Ceniza, polvo y barro

 

 

Por Jaime Chavira Ornelas

 

 

Doscientos treinta y cinco pesos en mis bolsillos y la noche empeñada en sentirse fría y apática, camino rumbo a casa pensando en mis tres hijas, a las que no veo desde hace más de cinco años. Se fueron a vivir al extranjero y no sé dónde viven. Sigo caminando y el frío nocturno insiste en enfriarme el corazón y los huesos. La noche con su inmenso rostro envuelve cuerpo y alma sin dar tregua para huir y traer la luz del día, solo transcurre lenta y letal.   

Ya acurrucado, las extremidades, articulaciones, tejidos y demás órganos descansan e ignorar la noche es parte de un instinto natural. El día llega, hay que enfrentar los retos simples o complejos, tomar decisiones y alimentar la rutina para sentirme vivo, pero sobre todo las necesidades básicas de supervivencia. El cuerpo sediento, hambriento y preciso en sus molestias y dolores indicadores de fallas o malfuncionamiento, exige mantenimiento o se detendrá sin previo aviso. Tengo que alimentarme para no dejar de sentir y pensar, o como que pienso para engañar al ego. Encuentro sobras de ayer en el refrigerador y me caen muy bien en mi sensible estómago, hoy trataré de indagar donde están mis hijas, visitaré a Guillermina, mi ex, a ver si me quiere dar la información y poder contactarme con ellas.

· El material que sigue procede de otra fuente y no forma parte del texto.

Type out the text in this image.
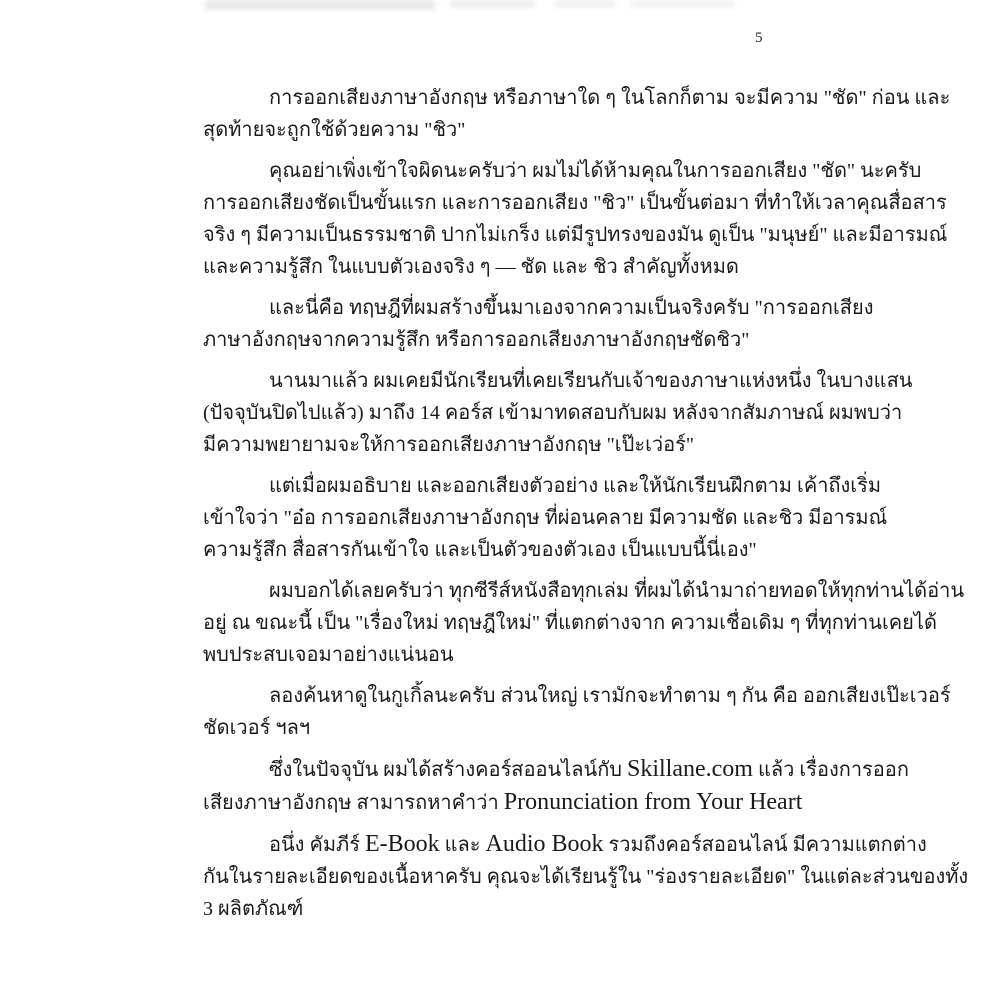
5
การออกเสียงภาษาอังกฤษ หรือภาษาใด ๆ ในโลกก็ตาม จะมีความ "ชัด" ก่อน และ
สุดท้ายจะถูกใช้ด้วยความ "ชิว"
คุณอย่าเพิ่งเข้าใจผิดนะครับว่า ผมไม่ได้ห้ามคุณในการออกเสียง "ชัด" นะครับ
การออกเสียงชัดเป็นขั้นแรก และการออกเสียง "ชิว" เป็นขั้นต่อมา ที่ทำให้เวลาคุณสื่อสาร
จริง ๆ มีความเป็นธรรมชาติ ปากไม่เกร็ง แต่มีรูปทรงของมัน ดูเป็น "มนุษย์" และมีอารมณ์
และความรู้สึก ในแบบตัวเองจริง ๆ — ชัด และ ชิว สำคัญทั้งหมด
และนี่คือ ทฤษฎีที่ผมสร้างขึ้นมาเองจากความเป็นจริงครับ "การออกเสียง
ภาษาอังกฤษจากความรู้สึก หรือการออกเสียงภาษาอังกฤษชัดชิว"
นานมาแล้ว ผมเคยมีนักเรียนที่เคยเรียนกับเจ้าของภาษาแห่งหนึ่ง ในบางแสน
(ปัจจุบันปิดไปแล้ว) มาถึง 14 คอร์ส เข้ามาทดสอบกับผม หลังจากสัมภาษณ์ ผมพบว่า
มีความพยายามจะให้การออกเสียงภาษาอังกฤษ "เป๊ะเว่อร์"
แต่เมื่อผมอธิบาย และออกเสียงตัวอย่าง และให้นักเรียนฝึกตาม เค้าถึงเริ่ม
เข้าใจว่า "อ๋อ การออกเสียงภาษาอังกฤษ ที่ผ่อนคลาย มีความชัด และชิว มีอารมณ์
ความรู้สึก สื่อสารกันเข้าใจ และเป็นตัวของตัวเอง เป็นแบบนี้นี่เอง"
ผมบอกได้เลยครับว่า ทุกซีรีส์หนังสือทุกเล่ม ที่ผมได้นำมาถ่ายทอดให้ทุกท่านได้อ่าน
อยู่ ณ ขณะนี้ เป็น "เรื่องใหม่ ทฤษฎีใหม่" ที่แตกต่างจาก ความเชื่อเดิม ๆ ที่ทุกท่านเคยได้
พบประสบเจอมาอย่างแน่นอน
ลองค้นหาดูในกูเกิ้ลนะครับ ส่วนใหญ่ เรามักจะทำตาม ๆ กัน คือ ออกเสียงเป๊ะเวอร์
ชัดเวอร์ ฯลฯ
ซึ่งในปัจจุบัน ผมได้สร้างคอร์สออนไลน์กับ Skillane.com แล้ว เรื่องการออก
เสียงภาษาอังกฤษ สามารถหาคำว่า Pronunciation from Your Heart
อนึ่ง คัมภีร์ E-Book และ Audio Book รวมถึงคอร์สออนไลน์ มีความแตกต่าง
กันในรายละเอียดของเนื้อหาครับ คุณจะได้เรียนรู้ใน "ร่องรายละเอียด" ในแต่ละส่วนของทั้ง
3 ผลิตภัณฑ์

Salgo de la casa donde viví por algunos años y respiro profundo para para ahuyentar los diablillos que quieren cambiar de domicilio, veo el rostro de Guillermina en la ventana y el tiempo regresa cuando ella amorosamente me despedía en esa misma ventana con un beso sincero y lleno de amor. Pero ahora solo es una mirada de hastío. Me alejo por el mismo camino que recorrí y puedo ver mis huellas de ida y vuelta, solo o con Guillermina o con mis hijas jugando y riendo cuando eran pequeñas; parece que fue hace mucho tiempo, pero en realidad no lo es.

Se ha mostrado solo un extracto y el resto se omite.